Jetzt muss Weißwein her.

Lammeintopf im Slow Cooker
Rezept für 2–3 Personen
Eine 4 bis 5 Zentimeter hohe Beinscheibe vom Lamm, ­Tomaten aus der Dose, große frische Tomaten, Cocktail­tomaten, Tomatenmark, passierte Tomaten, 2 Zimtstangen. Den Topf mit Knoblauch ausreiben. Beinscheibe in der Pfanne in Knoblauch und Olivenöl kurz anbraten.
Alle Tomatenarten in den Topf geben, bis er circa halbvoll ist. Das angebratene Lamm würzen: mit Salz, Pfeffer, Lammgewürz oder Café de Paris. In den Tomatensud legen, sodass es ganz bedeckt ist. Zimtstangen und Lorbeer dazugeben. 5 Stunden auf normaler Kochstufe im Slow Cooker garen lassen.

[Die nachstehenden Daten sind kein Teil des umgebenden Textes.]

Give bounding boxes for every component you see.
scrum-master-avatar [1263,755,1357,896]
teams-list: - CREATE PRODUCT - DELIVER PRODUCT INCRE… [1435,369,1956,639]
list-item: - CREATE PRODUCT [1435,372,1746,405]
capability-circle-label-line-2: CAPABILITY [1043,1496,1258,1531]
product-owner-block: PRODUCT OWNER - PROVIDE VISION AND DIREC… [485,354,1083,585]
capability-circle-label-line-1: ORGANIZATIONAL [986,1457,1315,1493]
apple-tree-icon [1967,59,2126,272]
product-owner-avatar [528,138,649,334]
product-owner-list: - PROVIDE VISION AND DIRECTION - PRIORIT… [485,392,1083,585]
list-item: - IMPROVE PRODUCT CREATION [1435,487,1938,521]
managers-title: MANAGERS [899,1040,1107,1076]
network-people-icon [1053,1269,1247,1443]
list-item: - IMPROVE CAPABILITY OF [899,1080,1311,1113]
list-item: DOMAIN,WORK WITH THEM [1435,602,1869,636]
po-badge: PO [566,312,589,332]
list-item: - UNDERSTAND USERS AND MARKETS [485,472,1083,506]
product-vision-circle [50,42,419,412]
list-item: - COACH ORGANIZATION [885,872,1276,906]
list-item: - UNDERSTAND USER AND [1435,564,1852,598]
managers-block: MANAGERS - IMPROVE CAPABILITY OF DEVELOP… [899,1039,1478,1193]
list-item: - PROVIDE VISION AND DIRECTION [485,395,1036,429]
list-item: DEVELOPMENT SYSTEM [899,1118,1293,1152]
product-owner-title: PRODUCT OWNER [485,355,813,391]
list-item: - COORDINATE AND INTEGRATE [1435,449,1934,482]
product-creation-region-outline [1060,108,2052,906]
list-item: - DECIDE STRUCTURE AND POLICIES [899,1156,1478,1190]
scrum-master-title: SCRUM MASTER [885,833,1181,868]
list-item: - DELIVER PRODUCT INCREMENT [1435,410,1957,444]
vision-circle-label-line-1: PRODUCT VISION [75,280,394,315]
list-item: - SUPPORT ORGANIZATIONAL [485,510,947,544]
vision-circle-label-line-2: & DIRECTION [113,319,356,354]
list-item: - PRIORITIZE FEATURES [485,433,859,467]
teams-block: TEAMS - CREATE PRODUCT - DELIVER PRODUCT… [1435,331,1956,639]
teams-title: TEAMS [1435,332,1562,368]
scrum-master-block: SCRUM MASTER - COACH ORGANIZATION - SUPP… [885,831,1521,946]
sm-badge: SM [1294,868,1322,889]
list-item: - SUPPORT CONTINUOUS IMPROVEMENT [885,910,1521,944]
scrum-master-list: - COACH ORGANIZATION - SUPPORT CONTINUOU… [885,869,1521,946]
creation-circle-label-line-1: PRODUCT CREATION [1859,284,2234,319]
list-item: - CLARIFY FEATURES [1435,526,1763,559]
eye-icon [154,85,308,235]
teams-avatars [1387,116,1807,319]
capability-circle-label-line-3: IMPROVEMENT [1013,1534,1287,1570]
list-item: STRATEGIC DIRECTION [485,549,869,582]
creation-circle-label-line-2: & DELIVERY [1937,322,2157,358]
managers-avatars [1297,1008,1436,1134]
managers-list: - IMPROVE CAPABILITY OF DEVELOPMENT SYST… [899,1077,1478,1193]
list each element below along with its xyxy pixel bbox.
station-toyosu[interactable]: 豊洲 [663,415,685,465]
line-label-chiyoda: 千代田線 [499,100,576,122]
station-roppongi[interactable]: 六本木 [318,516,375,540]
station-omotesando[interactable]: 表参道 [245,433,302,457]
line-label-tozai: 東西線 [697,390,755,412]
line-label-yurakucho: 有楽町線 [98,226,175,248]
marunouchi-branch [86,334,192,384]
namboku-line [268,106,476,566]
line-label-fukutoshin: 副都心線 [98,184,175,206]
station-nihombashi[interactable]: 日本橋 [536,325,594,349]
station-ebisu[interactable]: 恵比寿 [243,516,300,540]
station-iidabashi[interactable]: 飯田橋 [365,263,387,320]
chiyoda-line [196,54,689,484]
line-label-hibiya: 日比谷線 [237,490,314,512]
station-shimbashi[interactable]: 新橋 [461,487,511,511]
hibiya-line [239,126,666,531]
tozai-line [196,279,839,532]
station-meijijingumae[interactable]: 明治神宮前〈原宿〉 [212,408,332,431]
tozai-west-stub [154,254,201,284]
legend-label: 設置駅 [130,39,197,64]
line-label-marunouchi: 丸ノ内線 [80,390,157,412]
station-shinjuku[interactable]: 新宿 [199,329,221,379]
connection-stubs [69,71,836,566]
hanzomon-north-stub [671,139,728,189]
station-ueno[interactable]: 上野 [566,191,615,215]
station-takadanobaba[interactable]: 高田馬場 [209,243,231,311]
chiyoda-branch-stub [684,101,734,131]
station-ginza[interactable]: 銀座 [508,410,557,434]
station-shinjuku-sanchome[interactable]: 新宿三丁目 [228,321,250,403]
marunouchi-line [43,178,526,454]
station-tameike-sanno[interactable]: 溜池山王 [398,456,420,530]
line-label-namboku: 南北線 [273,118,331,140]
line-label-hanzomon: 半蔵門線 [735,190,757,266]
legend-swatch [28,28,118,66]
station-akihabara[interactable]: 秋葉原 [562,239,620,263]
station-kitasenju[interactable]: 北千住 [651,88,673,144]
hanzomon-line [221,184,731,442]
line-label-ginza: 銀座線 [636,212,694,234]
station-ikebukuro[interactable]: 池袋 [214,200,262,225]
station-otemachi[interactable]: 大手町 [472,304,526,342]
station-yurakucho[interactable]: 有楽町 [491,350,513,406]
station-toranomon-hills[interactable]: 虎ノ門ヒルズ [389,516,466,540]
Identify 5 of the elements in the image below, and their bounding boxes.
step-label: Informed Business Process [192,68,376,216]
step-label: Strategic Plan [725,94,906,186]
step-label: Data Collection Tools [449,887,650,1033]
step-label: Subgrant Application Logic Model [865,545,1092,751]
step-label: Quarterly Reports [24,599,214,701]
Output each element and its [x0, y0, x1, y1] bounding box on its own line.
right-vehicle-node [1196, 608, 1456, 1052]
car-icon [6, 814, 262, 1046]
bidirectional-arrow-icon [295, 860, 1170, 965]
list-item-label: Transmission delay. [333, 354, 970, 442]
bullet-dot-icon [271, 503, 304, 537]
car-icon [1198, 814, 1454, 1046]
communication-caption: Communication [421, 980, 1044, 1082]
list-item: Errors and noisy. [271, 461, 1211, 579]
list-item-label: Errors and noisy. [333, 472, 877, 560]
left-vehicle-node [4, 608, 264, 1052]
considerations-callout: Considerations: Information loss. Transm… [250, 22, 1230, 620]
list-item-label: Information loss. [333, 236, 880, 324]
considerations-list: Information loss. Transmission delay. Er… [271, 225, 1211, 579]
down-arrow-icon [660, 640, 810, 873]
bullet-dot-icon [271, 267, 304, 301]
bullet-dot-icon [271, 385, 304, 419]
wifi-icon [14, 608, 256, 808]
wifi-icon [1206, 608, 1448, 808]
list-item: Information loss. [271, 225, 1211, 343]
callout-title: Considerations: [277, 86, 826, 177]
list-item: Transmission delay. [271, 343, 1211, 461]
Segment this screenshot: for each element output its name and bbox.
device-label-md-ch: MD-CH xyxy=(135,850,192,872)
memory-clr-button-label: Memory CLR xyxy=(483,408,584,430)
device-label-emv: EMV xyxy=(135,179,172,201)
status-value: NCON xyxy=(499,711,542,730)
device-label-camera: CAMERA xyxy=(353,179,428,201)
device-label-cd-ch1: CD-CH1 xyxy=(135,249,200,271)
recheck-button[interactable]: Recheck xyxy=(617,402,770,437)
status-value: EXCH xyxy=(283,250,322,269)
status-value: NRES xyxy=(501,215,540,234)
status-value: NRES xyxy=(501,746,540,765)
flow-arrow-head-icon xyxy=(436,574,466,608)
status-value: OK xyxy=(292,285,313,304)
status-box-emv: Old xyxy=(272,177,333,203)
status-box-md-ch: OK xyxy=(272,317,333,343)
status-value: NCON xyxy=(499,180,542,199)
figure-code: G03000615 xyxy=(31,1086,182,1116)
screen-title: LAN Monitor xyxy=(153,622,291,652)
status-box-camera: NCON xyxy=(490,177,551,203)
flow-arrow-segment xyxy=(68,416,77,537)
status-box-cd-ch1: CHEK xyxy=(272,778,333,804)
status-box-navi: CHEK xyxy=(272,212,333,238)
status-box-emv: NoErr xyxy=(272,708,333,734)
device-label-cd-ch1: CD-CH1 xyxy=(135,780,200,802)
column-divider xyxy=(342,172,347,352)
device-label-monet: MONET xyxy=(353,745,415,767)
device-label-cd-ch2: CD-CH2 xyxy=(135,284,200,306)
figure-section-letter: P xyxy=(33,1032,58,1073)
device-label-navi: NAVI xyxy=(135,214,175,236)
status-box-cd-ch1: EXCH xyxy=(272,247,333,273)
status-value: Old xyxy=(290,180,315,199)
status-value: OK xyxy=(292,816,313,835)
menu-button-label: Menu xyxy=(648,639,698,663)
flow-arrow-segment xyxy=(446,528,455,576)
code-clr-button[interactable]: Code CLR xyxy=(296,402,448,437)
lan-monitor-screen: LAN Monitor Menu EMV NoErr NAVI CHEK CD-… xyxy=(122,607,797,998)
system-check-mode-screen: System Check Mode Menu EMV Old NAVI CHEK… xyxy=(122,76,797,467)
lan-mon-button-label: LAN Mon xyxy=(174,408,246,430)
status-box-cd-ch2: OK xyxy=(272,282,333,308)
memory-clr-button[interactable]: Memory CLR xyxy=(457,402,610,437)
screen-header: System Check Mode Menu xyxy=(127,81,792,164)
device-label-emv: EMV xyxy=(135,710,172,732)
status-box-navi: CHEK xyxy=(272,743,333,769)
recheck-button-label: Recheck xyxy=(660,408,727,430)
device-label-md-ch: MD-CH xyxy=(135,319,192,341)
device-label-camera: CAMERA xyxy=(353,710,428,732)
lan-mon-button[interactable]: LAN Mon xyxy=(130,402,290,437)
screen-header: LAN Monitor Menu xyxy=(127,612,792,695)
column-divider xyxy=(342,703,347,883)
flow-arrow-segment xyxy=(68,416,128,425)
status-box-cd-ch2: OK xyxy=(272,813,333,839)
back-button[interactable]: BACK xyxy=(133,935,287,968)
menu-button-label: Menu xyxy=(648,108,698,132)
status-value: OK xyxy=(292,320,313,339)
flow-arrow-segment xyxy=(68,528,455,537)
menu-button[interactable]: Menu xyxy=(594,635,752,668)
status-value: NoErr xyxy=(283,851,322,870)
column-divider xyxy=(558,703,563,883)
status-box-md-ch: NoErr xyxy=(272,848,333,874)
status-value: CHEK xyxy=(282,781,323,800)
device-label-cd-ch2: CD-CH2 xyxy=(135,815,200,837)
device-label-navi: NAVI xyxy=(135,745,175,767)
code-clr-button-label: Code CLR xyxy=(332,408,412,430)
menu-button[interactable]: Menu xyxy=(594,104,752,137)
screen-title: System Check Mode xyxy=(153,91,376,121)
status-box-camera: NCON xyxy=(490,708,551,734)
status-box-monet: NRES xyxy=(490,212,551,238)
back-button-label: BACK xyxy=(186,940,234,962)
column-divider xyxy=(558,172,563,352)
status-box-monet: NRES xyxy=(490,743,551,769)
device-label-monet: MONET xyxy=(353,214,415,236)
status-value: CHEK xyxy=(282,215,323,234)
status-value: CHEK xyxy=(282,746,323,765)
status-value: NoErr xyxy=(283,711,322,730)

Auf dem Herd dieselben Zutaten 3 bis 4 Stunden auf mittlerer Stufe köcheln.
Bon appétit! Wärmt von innen.

Oyakodon Huhn-Eier-Bowl
Zutaten
2–3 Hühnerkeulen, enthäutet, eintbeint, in kleine Stücke geschnitten
½ Zwiebel, fein gehackt
3 Eier, verquirlt
eine Handvoll dünn geschnittenes Nori
2 pochierte Eidotter
2 Schalen gekochter Reis
Für die Sauce
2 EL Dashi (japanischer Fischsud)
2 EL Sake
2 EL Zucker
2 EL Mirin (süßer Reiswein)
2 EL Sojasauce
Zubereitung
Die Zutaten für die Sauce in eine Pfanne gießen und leicht köcheln lassen. Das Huhn zugeben, gut vermischen, nach ein paar Minuten auch die Zwiebel.
Kochen lassen. Die verquirlten Eier vorsichtig am Rand der köchelnden Sauce entlanggießen und die Pfanne zudecken. Etwa eine halbe Minute stocken lassen, während man die Pfanne leicht schwenkt. Die Hühner-Eierspeise in/über zwei reisgefüllten Schalen verteilen, darüber das pochierte Eidotter setzen und mit gehacktem Seetang bestreuen.